Monday, February 6, 2012

City proposal calls for more security at Loop dorms


Loop University - the nickname for a downtown Chicago area that 20,000 college students call home - would get decidedly safer, thanks to a mayoral crackdown proposed Wednesday.

One day after announcing his political retirement, Mayor Daley introduced an ordinance that would establish minimum security requirements for buildings with more than 50 units of student housing.

Those buildings would need to install security lighting, surveillance cameras at every door, lobby, stairwell and elevator and have around-the-clock security desks that distribute visitor badges and escort visitors to upstairs rooms. Exterior doors would need locking mechanisms that bar entry from the outside.

Buildings with 100 or more units would also be required to hire "licensed and insured" security personnel to patrol the premises 24 hours a day, seven days a week.

Daily fines for each offense would range from $200 to $500.

With 23 colleges, universities and professional education schools, the Loop has become a campus unto itself with more than 65,000 students attending classes.

According to a recent report published by DePaul University, the downtown population of college students has surged by 25 percent over the last five years to the largest concentration of students in the nation.
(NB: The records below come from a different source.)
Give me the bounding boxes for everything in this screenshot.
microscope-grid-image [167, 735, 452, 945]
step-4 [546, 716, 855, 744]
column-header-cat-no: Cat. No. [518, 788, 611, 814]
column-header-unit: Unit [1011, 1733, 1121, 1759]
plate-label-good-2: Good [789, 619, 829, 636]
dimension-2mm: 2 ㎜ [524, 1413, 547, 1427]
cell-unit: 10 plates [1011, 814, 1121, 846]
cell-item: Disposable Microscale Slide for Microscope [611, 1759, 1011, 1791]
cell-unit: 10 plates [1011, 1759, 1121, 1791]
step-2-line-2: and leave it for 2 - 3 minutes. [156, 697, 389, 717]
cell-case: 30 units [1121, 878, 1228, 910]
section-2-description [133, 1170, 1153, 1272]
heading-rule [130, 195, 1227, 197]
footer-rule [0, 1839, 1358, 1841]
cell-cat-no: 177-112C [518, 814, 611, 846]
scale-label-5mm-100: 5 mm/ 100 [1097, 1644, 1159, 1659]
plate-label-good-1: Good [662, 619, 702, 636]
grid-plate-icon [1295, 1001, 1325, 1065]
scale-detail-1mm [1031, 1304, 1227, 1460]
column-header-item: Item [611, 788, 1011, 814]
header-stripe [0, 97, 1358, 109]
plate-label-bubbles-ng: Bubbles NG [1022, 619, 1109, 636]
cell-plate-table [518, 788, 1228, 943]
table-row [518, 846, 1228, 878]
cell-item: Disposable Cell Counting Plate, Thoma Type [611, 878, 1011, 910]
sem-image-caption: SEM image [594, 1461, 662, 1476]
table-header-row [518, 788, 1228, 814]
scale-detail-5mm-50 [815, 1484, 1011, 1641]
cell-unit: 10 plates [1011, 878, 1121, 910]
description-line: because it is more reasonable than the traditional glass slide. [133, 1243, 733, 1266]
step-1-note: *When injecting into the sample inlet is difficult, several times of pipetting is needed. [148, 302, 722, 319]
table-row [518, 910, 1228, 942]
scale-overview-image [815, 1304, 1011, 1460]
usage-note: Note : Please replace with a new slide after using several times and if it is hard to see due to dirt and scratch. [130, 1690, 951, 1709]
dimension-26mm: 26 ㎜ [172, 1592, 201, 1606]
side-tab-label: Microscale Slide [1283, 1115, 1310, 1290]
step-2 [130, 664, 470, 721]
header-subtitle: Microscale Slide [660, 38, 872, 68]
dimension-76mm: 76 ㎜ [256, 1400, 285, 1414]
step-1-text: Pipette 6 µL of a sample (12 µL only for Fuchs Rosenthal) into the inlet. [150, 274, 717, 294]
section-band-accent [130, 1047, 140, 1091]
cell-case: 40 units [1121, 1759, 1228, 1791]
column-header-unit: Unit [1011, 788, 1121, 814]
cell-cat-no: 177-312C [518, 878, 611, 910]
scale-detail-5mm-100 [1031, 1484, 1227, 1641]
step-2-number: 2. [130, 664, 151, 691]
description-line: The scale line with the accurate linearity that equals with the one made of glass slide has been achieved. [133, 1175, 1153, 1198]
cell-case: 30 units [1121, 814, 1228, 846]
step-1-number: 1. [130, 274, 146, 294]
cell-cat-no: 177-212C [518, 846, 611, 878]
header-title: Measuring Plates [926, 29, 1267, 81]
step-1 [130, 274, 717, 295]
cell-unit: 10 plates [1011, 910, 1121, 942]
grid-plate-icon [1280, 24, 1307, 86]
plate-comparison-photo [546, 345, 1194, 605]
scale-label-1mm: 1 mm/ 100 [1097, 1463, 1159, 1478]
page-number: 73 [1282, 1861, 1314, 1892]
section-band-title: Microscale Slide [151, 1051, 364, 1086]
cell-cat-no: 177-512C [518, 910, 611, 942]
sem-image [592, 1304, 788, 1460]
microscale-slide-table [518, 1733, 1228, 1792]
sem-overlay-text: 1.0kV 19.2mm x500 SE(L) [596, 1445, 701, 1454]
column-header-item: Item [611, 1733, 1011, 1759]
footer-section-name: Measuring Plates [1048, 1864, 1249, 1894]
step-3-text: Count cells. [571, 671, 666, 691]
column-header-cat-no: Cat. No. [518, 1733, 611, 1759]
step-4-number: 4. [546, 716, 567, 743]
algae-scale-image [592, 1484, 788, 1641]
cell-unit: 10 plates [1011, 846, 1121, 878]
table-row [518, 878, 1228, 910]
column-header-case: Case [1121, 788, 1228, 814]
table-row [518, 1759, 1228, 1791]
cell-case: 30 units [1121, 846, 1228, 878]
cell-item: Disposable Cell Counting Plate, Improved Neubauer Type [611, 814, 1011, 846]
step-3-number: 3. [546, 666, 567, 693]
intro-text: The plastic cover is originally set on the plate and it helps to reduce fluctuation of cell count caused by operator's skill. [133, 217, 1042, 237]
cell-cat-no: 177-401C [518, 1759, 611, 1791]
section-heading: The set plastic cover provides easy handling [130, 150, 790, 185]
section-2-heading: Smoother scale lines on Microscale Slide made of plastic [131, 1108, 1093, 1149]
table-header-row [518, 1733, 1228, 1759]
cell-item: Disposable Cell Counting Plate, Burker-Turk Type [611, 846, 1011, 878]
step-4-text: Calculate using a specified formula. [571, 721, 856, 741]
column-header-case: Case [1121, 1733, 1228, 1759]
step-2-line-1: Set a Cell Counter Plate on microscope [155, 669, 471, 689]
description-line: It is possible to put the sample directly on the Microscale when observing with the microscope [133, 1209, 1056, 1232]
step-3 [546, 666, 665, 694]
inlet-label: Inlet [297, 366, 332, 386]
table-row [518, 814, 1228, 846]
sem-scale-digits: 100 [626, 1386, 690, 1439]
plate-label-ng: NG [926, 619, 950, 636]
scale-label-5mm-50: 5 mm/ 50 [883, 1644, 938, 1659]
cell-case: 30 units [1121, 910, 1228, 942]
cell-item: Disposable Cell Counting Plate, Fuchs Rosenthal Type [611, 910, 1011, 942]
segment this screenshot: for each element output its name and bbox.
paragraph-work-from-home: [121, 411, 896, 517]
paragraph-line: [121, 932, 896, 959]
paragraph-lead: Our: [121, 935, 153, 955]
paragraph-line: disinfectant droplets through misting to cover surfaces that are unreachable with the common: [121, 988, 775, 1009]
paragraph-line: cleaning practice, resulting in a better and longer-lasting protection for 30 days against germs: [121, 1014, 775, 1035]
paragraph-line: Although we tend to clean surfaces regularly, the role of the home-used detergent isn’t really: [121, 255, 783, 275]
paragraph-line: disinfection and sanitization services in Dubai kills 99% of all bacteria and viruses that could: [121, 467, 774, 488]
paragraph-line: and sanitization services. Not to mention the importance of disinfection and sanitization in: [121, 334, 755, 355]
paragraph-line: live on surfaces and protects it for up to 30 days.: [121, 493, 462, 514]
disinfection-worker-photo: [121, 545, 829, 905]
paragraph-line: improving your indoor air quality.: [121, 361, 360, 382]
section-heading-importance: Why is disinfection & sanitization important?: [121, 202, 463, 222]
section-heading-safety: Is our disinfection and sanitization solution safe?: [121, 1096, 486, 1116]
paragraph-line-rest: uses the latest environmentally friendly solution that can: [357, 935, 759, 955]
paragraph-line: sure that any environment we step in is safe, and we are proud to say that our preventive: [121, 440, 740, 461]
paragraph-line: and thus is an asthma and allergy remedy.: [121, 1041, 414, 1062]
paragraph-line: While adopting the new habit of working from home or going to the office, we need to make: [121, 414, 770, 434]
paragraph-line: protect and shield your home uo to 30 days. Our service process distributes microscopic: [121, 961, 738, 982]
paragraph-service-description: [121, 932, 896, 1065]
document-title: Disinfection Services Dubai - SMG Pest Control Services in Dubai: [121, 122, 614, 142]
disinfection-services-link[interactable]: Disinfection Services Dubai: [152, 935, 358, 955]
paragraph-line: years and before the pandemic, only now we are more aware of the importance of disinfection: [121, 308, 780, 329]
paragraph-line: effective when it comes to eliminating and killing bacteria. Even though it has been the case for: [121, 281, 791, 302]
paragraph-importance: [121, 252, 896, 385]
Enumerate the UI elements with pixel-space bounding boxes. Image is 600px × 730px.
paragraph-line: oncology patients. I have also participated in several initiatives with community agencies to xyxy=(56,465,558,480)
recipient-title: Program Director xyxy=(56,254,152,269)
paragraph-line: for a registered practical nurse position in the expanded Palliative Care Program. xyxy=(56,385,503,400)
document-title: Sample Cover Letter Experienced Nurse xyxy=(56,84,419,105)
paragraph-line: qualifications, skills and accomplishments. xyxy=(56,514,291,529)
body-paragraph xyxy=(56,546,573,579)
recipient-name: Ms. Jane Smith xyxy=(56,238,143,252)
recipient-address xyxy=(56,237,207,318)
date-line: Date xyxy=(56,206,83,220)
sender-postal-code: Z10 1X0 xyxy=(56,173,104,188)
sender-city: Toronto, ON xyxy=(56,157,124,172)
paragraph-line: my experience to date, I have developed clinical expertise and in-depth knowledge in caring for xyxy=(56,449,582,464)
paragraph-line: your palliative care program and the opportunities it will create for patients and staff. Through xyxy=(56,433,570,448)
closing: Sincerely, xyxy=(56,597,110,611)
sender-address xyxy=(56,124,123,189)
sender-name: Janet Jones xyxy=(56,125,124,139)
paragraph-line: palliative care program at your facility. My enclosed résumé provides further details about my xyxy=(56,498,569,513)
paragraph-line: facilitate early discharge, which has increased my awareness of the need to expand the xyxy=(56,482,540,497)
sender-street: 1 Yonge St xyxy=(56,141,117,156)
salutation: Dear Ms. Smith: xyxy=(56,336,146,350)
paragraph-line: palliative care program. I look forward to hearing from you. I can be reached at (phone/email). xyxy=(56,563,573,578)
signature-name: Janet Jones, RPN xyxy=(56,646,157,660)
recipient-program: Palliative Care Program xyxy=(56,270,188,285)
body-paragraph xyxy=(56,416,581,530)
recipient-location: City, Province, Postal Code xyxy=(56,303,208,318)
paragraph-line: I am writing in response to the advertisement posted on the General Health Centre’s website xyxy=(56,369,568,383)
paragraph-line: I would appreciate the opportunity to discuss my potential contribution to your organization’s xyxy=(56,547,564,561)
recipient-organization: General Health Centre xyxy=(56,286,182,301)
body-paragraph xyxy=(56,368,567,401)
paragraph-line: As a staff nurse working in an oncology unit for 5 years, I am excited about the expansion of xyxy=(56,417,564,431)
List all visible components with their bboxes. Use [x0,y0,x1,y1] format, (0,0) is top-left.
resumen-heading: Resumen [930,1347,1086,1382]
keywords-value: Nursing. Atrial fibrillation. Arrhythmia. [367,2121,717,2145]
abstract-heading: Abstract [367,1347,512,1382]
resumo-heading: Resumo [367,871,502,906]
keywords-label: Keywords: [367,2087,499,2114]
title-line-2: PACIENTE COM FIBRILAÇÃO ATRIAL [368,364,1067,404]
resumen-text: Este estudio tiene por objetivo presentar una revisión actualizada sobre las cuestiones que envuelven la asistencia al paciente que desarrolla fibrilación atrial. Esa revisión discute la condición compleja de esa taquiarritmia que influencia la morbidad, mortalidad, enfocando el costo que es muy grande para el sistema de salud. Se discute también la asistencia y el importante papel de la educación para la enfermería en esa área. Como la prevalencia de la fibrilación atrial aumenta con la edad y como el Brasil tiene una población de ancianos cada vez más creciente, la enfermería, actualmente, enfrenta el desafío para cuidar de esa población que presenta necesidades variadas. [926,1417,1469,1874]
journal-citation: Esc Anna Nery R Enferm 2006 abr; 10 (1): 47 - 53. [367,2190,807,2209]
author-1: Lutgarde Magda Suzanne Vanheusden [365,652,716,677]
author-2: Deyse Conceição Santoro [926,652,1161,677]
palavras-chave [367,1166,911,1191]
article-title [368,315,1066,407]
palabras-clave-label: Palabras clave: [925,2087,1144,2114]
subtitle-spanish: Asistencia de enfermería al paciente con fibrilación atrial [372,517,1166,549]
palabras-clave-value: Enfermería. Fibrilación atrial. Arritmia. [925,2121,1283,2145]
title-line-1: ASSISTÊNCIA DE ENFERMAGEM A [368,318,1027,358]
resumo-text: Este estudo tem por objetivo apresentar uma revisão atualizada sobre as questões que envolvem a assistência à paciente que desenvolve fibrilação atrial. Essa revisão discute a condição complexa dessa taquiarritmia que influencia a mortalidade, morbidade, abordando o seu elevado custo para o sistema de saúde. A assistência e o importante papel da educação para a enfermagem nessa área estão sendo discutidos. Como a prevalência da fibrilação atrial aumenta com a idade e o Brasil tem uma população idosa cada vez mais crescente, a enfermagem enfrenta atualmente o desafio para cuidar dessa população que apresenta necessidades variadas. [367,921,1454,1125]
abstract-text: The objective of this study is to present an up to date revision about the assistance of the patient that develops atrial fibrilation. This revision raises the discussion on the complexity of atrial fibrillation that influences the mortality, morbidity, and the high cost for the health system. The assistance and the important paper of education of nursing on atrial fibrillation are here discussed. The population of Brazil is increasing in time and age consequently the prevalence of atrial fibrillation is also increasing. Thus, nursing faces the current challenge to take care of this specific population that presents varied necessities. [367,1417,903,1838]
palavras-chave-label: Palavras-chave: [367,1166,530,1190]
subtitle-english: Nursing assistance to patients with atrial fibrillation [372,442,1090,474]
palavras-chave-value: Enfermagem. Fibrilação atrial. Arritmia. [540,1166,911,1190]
But, unlike traditional colleges with concentrated dorms and campus police securing them, many downtown students live in privately-owned apartment buildings that have been converted to student housing. Their dorms look like any other residential building in the Loop.

"Many of 'em were just built. They were not intended to be student dormitories and now, they've changed into it. So, we have to put these extra measures in," Daley told reporters after introducing the ordinance at a City Council meeting.

Despite Daley's lame-duck status, the Council also approved the mayor's appointment of Jim Reynolds as Chicago Housing Authority chairman and a $1 billion bond issue to fund the next installment of his massive runway expansion project at O'Hare Airport.

The bonds will be primarily retired by airline ticket taxes and an infusion of federal funds. They were approved, despite continued opposition by United and American Airlines and aldermanic concerns that airport contractors are thumbing their noses at an ordinance requiring them to fill 50 percent of their jobs with Chicago residents.

Aviation Commissioner Rosemarie Andolino insisted that 43 percent of the jobs on 16 "closed out" O'Hare expansion contracts went to city residents, only seven percent short.

Finance Committee Chairman Edward M. Burke (14th) was skeptical about those figures.

Andolino didn't help her cause when she insisted that contractors had been fined for falling short, without putting a dollar figure on the penalties.

"I don't have that information with me," she said. "But, the city processes the liquidated damages. It goes to the corporate fund. And they use that for job training, which benefits city residents as well."

Aldermen also approved Daley's $98 million city subsidy to make way for "a new city" on the site of the old U.S. Steel South Works plant.